Die vier von Laats behandelten historischen Fallbeispiele an sich sind in der US-amerikanischen historischen Forschung zum Teil bereits eingehend untersucht worden und sind dementsprechend nicht neu. Was Laats’ Buch auszeichnet, sind nicht so sehr die sehr detaillierten und mit einem für amerikanische Verhältnisse beachtlichen Endnotenapparat versehenen historischen Rekonstruktionen der einzelnen Fälle, als vielmehr das Gesamtbild, das er durch deren Verknüpfung zeichnet. Kontinuitäten im Denken der Konservativen streicht Laats dabei genauso heraus wie Wandel, den es beispielsweise im Zusammenhang mit der Frage der Bedeutung von rassistischen Elementen in den konservativen Vorstellungen durchaus auch gegeben hat. Dabei wird Laats seinem selbsternannten Anspruch gerecht, den konservativen Kräften eine Stimme zu geben (S. 13). Sein Buch tut aber weit mehr als das, indem es den Konservativen einen Platz im grand narrative der US-amerikanischen Schulgeschichte einräumt. Dieses grand narrative wird von Laats durch die Verknüpfung der vier zeitlich und örtlich unabhängigen Einzelfallstudien und durch den Einbezug der Konservativen als wichtige Akteure ausgebaut und gestärkt und nicht etwa in Frage gestellt.

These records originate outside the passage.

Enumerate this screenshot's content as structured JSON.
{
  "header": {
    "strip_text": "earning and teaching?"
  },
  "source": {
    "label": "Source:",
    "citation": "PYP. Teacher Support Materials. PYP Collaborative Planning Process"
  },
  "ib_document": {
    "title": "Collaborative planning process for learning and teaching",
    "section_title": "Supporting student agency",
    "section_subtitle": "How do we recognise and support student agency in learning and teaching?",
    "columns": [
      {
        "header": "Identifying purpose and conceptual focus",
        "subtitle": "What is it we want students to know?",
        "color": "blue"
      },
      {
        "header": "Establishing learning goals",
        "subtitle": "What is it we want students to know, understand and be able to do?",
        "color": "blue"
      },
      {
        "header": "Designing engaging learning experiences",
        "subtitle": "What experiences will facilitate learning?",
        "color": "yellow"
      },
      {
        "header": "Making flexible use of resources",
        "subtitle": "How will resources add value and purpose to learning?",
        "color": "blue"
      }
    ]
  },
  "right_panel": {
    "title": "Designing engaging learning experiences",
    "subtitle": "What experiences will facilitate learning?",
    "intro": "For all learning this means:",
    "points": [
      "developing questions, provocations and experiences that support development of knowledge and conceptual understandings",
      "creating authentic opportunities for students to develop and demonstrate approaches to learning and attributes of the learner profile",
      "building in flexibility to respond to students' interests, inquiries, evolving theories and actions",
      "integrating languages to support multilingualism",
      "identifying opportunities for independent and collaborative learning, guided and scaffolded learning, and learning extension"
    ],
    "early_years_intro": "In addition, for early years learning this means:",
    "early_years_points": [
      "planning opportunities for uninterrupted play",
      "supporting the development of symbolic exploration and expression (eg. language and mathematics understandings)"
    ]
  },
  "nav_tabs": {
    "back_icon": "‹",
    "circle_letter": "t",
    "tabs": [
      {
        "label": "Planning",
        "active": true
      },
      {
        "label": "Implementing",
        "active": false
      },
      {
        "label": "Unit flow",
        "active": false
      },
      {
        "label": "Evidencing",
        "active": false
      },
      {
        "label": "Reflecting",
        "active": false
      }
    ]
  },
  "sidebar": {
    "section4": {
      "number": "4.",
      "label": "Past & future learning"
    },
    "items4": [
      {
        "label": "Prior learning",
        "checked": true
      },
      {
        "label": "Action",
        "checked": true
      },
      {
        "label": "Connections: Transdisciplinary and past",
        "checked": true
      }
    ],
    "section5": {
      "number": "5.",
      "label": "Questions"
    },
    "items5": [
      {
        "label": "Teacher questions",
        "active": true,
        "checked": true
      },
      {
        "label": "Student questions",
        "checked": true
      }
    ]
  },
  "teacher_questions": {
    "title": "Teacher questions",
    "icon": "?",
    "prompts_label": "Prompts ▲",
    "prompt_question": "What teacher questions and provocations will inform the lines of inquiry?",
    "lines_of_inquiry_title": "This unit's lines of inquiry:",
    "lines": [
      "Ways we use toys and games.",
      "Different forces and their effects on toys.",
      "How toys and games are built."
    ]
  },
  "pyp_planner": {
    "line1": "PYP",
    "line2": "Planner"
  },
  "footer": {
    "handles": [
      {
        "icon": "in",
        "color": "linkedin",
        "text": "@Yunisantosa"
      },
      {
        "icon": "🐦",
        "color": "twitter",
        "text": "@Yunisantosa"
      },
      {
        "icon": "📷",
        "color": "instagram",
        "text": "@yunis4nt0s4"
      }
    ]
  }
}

Wie viele seiner US-amerikanischen Kollegen blickt Laats nicht über den US-Tellerrand hinaus – der zugegebenermaßen so schon weit genug ist. Trotzdem gibt es auch für die europäische Leserschaft einige interessante Anknüpfungspunkte, die zu weiterführender oder vergleichender Forschung anregen. Drei Beispiele seien hier genannt: 1) Konservative Vorstellungen nicht nur als verhindernde, sondern auch als gestaltende Kräfte in Schulpolitik und Schulentwicklung zu betrachten, könnte auch der europäischen Schulgeschichtsschreibung neue Impulse geben. 2) Entscheidende Auseinandersetzungen darüber, was in den Schulen vermittelt werden soll und darf, wurden in den USA immer wieder in der Form von Lehrbuchkontroversen ausgetragen. An die Untersuchungen von Laats könnte hier die europäische Schulbuchforschung anschließen. 3) Die Frage danach, wer in welchem Ausmaß an der Auswahl des schulischen Wissens sowie der Festlegung der Normen und Werte, die in der Schule vermittelt werden sollen, beteiligt ist, ist eine der großen Fragen, mit der sich beispielsweise die historische Curriculumsforschung auch in Europa beschäftigt.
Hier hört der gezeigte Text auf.